Si tu prends la décision de vouloir ce que tu auras

Voilà ce qui s’est passé.
La semaine dernière j’ai assisté à une conférence sur Internet. Son titre m’avait paru alléchant.
Ne bougez pas, vous allez comprendre tout de suite : « Une entrepreneuse qui augmente ses revenus et son énergie en moins de 3 mois? Oui c’est possible ! ».

La conférence était animée par la coach Cécile Tardy, que je suis depuis près d’un an.

Cécile a parlé d’énergie, de revenus, d’argent. Certes.
Elle a parlé aussi de la notion de décision. Notion chère à mon cœur.

Parce que je souffre d’un complexe aggravé chronique de la décisionométrie aiguë.
Pathologie complètement inventée par moi-même et désignant un mal pourtant simple : je suis une quiche pour prendre des décisions. Pour trancher. Pour choisir. D’ailleurs je vise relativement mal quand je joue au basket avec des boules de papiers et une corbeille. Je me demande si tout cela est lié…

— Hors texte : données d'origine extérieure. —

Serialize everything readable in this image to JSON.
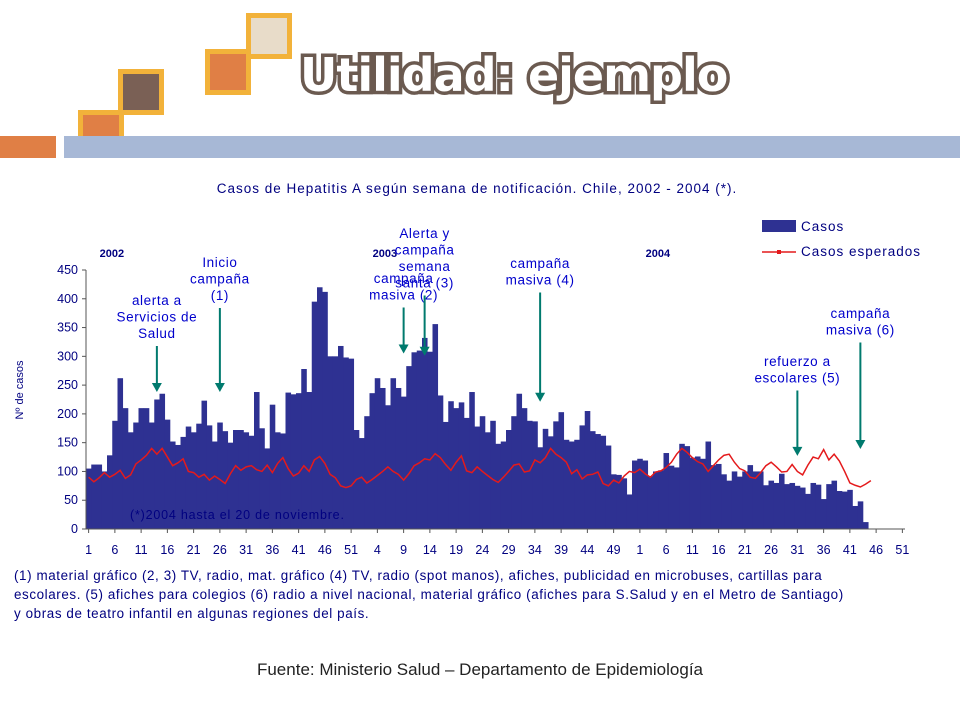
{
  "slide": {
    "title": "Utilidad: ejemplo",
    "source": "Fuente: Ministerio Salud – Departamento de Epidemiología",
    "caption_lines": [
      "(1) material gráfico    (2, 3) TV, radio, mat. gráfico   (4) TV, radio (spot manos), afiches, publicidad en microbuses, cartillas para",
      "escolares.      (5) afiches para colegios      (6) radio a nivel nacional, material gráfico (afiches para S.Salud y en el Metro de Santiago)",
      "y obras de teatro infantil en algunas regiones del país."
    ],
    "colors": {
      "title_outline": "#6b5a50",
      "orange": "#e07f45",
      "gold": "#f2b23a",
      "brown": "#7a6055",
      "cream": "#e8dcc9",
      "blue_bar": "#a7b8d6"
    }
  },
  "chart_data": {
    "type": "bar",
    "title": "Casos de Hepatitis A  según semana de notificación. Chile, 2002 - 2004 (*).",
    "ylabel": "Nº de casos",
    "ylim": [
      0,
      450
    ],
    "yticks": [
      0,
      50,
      100,
      150,
      200,
      250,
      300,
      350,
      400,
      450
    ],
    "xtick_labels": [
      "1",
      "6",
      "11",
      "16",
      "21",
      "26",
      "31",
      "36",
      "41",
      "46",
      "51",
      "4",
      "9",
      "14",
      "19",
      "24",
      "29",
      "34",
      "39",
      "44",
      "49",
      "1",
      "6",
      "11",
      "16",
      "21",
      "26",
      "31",
      "36",
      "41",
      "46",
      "51"
    ],
    "year_labels": [
      {
        "label": "2002",
        "week_index": 1
      },
      {
        "label": "2003",
        "week_index": 53
      },
      {
        "label": "2004",
        "week_index": 105
      }
    ],
    "note": "(*)2004  hasta el 20 de noviembre.",
    "legend": {
      "position": "top-right",
      "entries": [
        "Casos",
        "Casos esperados"
      ]
    },
    "colors": {
      "bars": "#2e3192",
      "expected": "#e41a1c",
      "annotation": "#0000cc",
      "arrow": "#007a6e"
    },
    "series": [
      {
        "name": "Casos",
        "type": "bar",
        "values": [
          105,
          112,
          112,
          100,
          128,
          188,
          262,
          210,
          168,
          185,
          210,
          210,
          185,
          225,
          235,
          190,
          152,
          146,
          160,
          178,
          168,
          183,
          223,
          180,
          152,
          185,
          170,
          150,
          172,
          172,
          168,
          162,
          238,
          175,
          140,
          216,
          168,
          166,
          237,
          234,
          236,
          278,
          238,
          395,
          420,
          412,
          300,
          300,
          318,
          298,
          296,
          172,
          158,
          196,
          236,
          262,
          245,
          215,
          262,
          245,
          230,
          283,
          307,
          310,
          332,
          308,
          356,
          232,
          186,
          222,
          210,
          220,
          193,
          238,
          178,
          196,
          168,
          188,
          148,
          152,
          172,
          196,
          235,
          210,
          188,
          187,
          142,
          174,
          161,
          187,
          203,
          155,
          152,
          155,
          180,
          205,
          170,
          165,
          162,
          145,
          95,
          94,
          88,
          60,
          119,
          122,
          119,
          92,
          100,
          102,
          132,
          110,
          107,
          148,
          144,
          124,
          126,
          122,
          152,
          111,
          113,
          95,
          84,
          100,
          91,
          100,
          111,
          100,
          100,
          76,
          84,
          80,
          96,
          78,
          80,
          75,
          72,
          61,
          80,
          77,
          52,
          78,
          84,
          66,
          65,
          68,
          40,
          48,
          12
        ]
      },
      {
        "name": "Casos esperados",
        "type": "line",
        "values": [
          90,
          82,
          89,
          98,
          90,
          95,
          102,
          88,
          94,
          113,
          120,
          128,
          140,
          130,
          140,
          125,
          110,
          115,
          122,
          100,
          98,
          90,
          95,
          85,
          92,
          86,
          79,
          96,
          110,
          102,
          108,
          110,
          103,
          100,
          111,
          98,
          114,
          124,
          105,
          92,
          97,
          110,
          100,
          120,
          126,
          114,
          95,
          89,
          75,
          72,
          75,
          86,
          90,
          80,
          86,
          93,
          100,
          108,
          100,
          95,
          85,
          96,
          110,
          115,
          122,
          120,
          131,
          124,
          112,
          102,
          116,
          127,
          101,
          98,
          108,
          100,
          93,
          86,
          81,
          90,
          100,
          111,
          113,
          99,
          101,
          120,
          115,
          124,
          140,
          130,
          124,
          116,
          96,
          103,
          87,
          94,
          95,
          99,
          79,
          75,
          85,
          80,
          92,
          100,
          98,
          104,
          96,
          90,
          99,
          101,
          107,
          116,
          130,
          140,
          133,
          124,
          117,
          113,
          100,
          110,
          120,
          128,
          130,
          116,
          105,
          101,
          90,
          88,
          98,
          110,
          116,
          108,
          99,
          100,
          112,
          100,
          94,
          111,
          125,
          122,
          138,
          120,
          130,
          118,
          100,
          80,
          76,
          73,
          78,
          84
        ]
      }
    ],
    "annotations": [
      {
        "text_lines": [
          "alerta a",
          "Servicios de",
          "Salud"
        ],
        "week_index": 13,
        "arrow_tip": 238
      },
      {
        "text_lines": [
          "Inicio",
          "campaña",
          "(1)"
        ],
        "week_index": 25,
        "arrow_tip": 238
      },
      {
        "text_lines": [
          "campaña",
          "masiva (2)"
        ],
        "week_index": 60,
        "arrow_tip": 305
      },
      {
        "text_lines": [
          "Alerta y",
          "campaña",
          "semana",
          "santa (3)"
        ],
        "week_index": 64,
        "arrow_tip": 301
      },
      {
        "text_lines": [
          "campaña",
          "masiva (4)"
        ],
        "week_index": 86,
        "arrow_tip": 221
      },
      {
        "text_lines": [
          "refuerzo a",
          "escolares (5)"
        ],
        "week_index": 135,
        "arrow_tip": 127
      },
      {
        "text_lines": [
          "campaña",
          "masiva (6)"
        ],
        "week_index": 147,
        "arrow_tip": 139
      }
    ]
  }
}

Et pourtant, la décision, dans ma vie, c’est tout. Comme quoi, parfois, je me soigne.
Tout ce que je suis aujourd’hui est né de décisions prises il y a fort, fort, fort… bref : très longtemps quoi.
J’en avais déjà parlé ici, l’adulte que je suis devenue a pris racine, notamment, dans mes rêves de petite fille. Qui n’étaient autres que des décisions, qui ont donné lieu à des choix : pour que j’écrive l’histoire qui est la mienne.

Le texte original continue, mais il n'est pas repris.